Designing object oriented systems using techniques like polymorphism, design patterns, inversion of control etc., isn't always as easy as the buzz in the media at times make it seem. As many developers have experienced, used wrongly the various techniques can turn your application into an unmaintainable monster. A monster that is better off being put down, than kept alive and tortured by the next developer to cross its path. I have come across a few of these monsters in my time as a developer.
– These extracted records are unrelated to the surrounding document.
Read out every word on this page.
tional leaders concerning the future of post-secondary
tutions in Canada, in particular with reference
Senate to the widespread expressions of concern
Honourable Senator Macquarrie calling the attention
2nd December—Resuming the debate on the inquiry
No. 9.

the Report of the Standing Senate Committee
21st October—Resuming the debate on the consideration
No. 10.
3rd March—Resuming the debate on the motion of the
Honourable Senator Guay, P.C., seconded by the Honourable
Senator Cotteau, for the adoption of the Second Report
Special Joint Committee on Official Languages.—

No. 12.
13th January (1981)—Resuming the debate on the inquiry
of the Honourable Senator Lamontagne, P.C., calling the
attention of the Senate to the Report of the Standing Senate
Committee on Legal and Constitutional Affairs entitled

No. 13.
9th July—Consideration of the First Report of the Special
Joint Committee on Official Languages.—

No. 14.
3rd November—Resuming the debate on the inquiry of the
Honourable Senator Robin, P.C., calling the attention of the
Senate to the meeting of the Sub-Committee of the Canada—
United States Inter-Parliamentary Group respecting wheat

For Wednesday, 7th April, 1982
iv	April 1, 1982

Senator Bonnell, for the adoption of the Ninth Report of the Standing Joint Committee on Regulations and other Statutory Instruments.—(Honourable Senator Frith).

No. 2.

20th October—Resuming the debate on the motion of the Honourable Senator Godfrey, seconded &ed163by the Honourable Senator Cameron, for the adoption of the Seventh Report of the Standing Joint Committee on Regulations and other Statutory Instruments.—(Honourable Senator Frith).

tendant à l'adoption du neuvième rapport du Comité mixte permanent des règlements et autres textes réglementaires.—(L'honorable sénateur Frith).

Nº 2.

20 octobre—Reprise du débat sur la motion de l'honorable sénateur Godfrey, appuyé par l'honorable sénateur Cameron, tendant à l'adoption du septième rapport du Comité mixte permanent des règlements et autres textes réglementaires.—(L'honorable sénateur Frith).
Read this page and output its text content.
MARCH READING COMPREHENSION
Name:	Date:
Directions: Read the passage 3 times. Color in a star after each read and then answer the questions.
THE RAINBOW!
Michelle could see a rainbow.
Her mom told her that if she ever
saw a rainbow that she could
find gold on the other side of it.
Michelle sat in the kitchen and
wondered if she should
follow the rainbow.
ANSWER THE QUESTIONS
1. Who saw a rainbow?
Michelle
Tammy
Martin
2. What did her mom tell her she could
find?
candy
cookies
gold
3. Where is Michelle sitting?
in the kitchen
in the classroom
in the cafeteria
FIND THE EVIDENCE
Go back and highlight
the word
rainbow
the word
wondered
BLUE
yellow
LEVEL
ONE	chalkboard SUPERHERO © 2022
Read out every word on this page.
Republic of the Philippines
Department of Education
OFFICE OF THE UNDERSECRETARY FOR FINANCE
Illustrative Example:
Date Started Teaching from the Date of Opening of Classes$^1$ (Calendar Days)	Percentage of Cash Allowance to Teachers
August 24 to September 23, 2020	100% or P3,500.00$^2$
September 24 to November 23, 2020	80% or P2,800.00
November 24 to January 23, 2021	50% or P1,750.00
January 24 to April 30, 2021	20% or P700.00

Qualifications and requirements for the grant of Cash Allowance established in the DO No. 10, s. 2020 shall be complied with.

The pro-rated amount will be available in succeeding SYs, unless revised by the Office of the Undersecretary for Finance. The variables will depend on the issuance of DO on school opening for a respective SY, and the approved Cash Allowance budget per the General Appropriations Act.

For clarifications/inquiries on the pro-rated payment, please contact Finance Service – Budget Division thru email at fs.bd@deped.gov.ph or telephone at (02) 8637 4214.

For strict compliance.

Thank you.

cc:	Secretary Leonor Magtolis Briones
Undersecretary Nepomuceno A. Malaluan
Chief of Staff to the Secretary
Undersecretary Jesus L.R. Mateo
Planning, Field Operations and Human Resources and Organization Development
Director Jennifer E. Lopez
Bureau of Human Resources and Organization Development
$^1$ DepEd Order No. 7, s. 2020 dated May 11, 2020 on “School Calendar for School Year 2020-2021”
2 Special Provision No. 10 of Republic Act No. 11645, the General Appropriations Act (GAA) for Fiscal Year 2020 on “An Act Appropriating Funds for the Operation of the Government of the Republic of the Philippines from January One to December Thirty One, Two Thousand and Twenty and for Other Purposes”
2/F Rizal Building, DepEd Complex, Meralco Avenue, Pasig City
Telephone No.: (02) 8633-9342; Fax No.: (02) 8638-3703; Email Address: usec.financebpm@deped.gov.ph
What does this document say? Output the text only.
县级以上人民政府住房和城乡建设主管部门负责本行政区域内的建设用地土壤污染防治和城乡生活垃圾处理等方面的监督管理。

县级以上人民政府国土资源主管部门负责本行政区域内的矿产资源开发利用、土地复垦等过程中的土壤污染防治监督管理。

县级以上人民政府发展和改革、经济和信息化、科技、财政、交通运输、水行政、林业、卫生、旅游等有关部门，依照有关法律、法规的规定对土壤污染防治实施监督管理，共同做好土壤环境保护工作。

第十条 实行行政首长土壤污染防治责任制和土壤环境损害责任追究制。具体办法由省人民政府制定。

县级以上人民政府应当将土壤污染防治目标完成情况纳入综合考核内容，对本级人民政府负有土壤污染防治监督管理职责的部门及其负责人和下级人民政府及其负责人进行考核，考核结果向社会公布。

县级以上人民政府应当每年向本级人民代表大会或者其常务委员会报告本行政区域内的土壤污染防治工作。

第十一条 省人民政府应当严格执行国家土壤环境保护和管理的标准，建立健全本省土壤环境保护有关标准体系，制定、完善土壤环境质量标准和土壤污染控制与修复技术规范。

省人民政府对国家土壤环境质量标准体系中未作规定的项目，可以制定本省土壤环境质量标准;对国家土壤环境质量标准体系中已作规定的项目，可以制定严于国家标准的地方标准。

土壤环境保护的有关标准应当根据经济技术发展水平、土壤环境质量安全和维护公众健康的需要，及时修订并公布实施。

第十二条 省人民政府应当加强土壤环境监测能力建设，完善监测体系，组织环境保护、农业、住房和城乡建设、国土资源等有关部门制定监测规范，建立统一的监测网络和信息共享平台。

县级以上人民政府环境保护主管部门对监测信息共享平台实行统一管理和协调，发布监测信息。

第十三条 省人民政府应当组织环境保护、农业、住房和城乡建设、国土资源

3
Learning the OOP techniques is the easy part. Knowing when to use which technique is a lot harder. A situation emphasized by the explosion the last couple of years of design patterns, best practices, new tools and techniques like IoC containers, code generators, ORM's and AOP. It seems everybody has an opinion on how to do things best. I can't deny people their personal design preferences, but personally I believe that the best design for a system depends on what your design is trying to achieve. How well does the design meet it's goals? Perhaps a different, perhaps simpler design would get closer to the same goals? It is with these questions in mind that we should judge the design alternatives at hand.

This trail on object oriented design will try dig deeper into what you can do with OOD and why. For instance, where do the design patterns come from? Where do the refactoring techniques come from? Why should you use a certain design pattern? Why should you refactor? What can you do with Inversion of Control? It is questions like these this trail is concerned about.